Recounting Hawai’i Part 1: Culturally-situated language research

IMG_20150304_113324As we are flying over the beautiful mountains of B.C.,  I realize that my week-long Hawai’ian journey comes to a close. Despite this, I am certain this is only the beginning of my own venture into language revitalization and documentation.

Thinking back on the past week, it is very difficult to pick any one part that stands out; every day was teeming with new friends, experiences and linguistic discovery. Hawai’ian landscape and beauty aside (an example photo below…),   here’s a slice of my (Yuliya’s) personal highlights, which I will relay across several blog posts.

Makapuʻu point and beach.

Makapuʻu point and beach.

The theme of this ICLDC, “Enriching Theory, Practice & Application” was incredibly fitting for the wide-ranging crowd (e.g. I met people in library sciences, independent studies, and social policy). I guess the thing that hit home the most was the acceptance of different fields as lenses through which we can create an interdisciplinary approach to language documentation.
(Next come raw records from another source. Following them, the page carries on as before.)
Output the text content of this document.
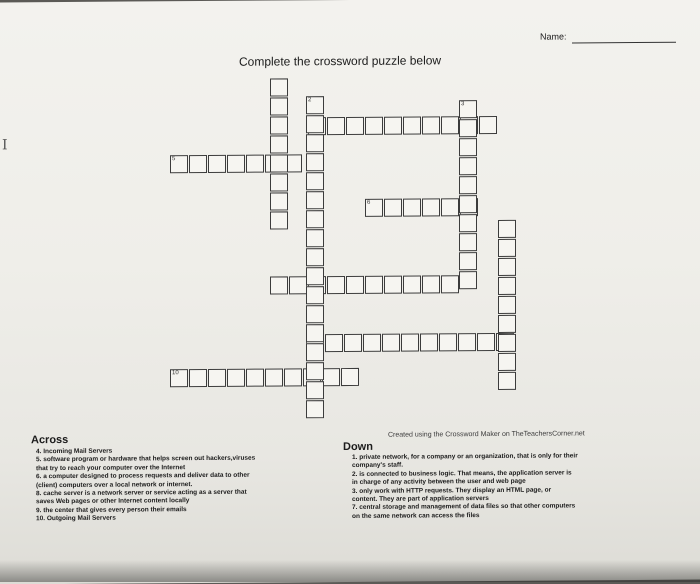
Name:
I
Complete the crossword puzzle below
5
6
10
2
3
Created using the Crossword Maker on TheTeachersCorner.net
Across
4. Incoming Mail Servers
5. software program or hardware that helps screen out hackers,viruses
that try to reach your computer over the Internet
6. a computer designed to process requests and deliver data to other
(client) computers over a local network or internet.
8. cache server is a network server or service acting as a server that
saves Web pages or other Internet content locally
9. the center that gives every person their emails
10. Outgoing Mail Servers
Down
1. private network, for a company or an organization, that is only for their
company's staff.
2. is connected to business logic. That means, the application server is
in charge of any activity between the user and web page
3. only work with HTTP requests. They display an HTML page, or
content. They are part of application servers
7. central storage and management of data files so that other computers
on the same network can access the files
The main question being, how can we connect and strengthen our individual practices with theory, and apply it to what communities need and want?
I particularly enjoyed the opening plenary talk for addressing this issue in a way that was accessible to linguists and non-linguists alike.
 
Lenore Grenoble (University of Chicago) has been working with the Arctic Indigenous Languages Project to help “assess, monitor and promote the vitality of numerous indigenous languages found in the Arctic” (taken from the project website). The project, led by many community members across the Arctic Circle (including members from Canada, Russia, Denmark, Sweden, Finland, Iceland, US, Norway), focuses on: 1. language policy;  2. language vitality assessment; and 3. language acquisition
Her talk addressed the following question: “How can a hitchhiker linguist help support language vitality?”
  • Hitchhikers = linguists who are not permanent members of communities but rather visitors along for the ride
  • As it turns out, language documentation can be fruitfully informed & even reoriented by guidelines created to teach communicative competence & proficiency in majority languages (i.e. taking a majority language proficiency test and making it suitable for smaller minority language communities)
    • communicative competence = cultural knowledge and knowledge of social conventions
  • Importantly, proficiency guidelines can be and should be informed by research in language acquisition, psycholinguistics and education
    • Moreover, the guidelines should be task-oriented and culturally as well as socially situated
    • That includes knowing how to speak, including knowledge of turn-taking mechanisms, appropriateness of nonverbal behavior, etc. (Savignon 2002)
      • We should adopt a more action-oriented approach: language users are social agents who develop general particular communicative competences while trying to achieve their everyday goals
      • This point is often overlooked or cut out by linguists who look at grammar; for instance, we tend to strip facial expressions in elicitations or when documenting natural speech
      • (Here Grenoble emphasized, IT’S OK NOT TO LIKE THESE GUIDELINES AS LINGUISTS…BUT THEY ARE GOOD. This is what people WANT to know. This is what speakers in communities want to learn!)
  • Language practices, too, can be revised. This is a large category that encompasses all the different ways we use language, e.g.:
    • everyday idiomatic uses of language
    • language games
    • songs
    • conversation, how to use language
    • traditional: prayers, traditional speeches
  • Thus, in documenting with your community, you need to ask yourself, “What skills are we trying to foster? What is realistic in language acquisition? What do learners want to know?” Paralinguistic meaning may be a big part of this.
    •  As an example, Grenoble presented some of her own research with Wolof, which is not endangered, but provides good evidence of shift in linguistic practices
    • Wolof has clicks that are contrastive. They have not been documented as part of the morphosyntactic or phonological system but they are definitely there!
      • Crucially, you can’t be a fluent speaker of Wolof without understanding/using these clicks!
      • As a fluent speaker, you have to know how to say yes with a click, how to say no with a click, how to correct someone with a click, etc.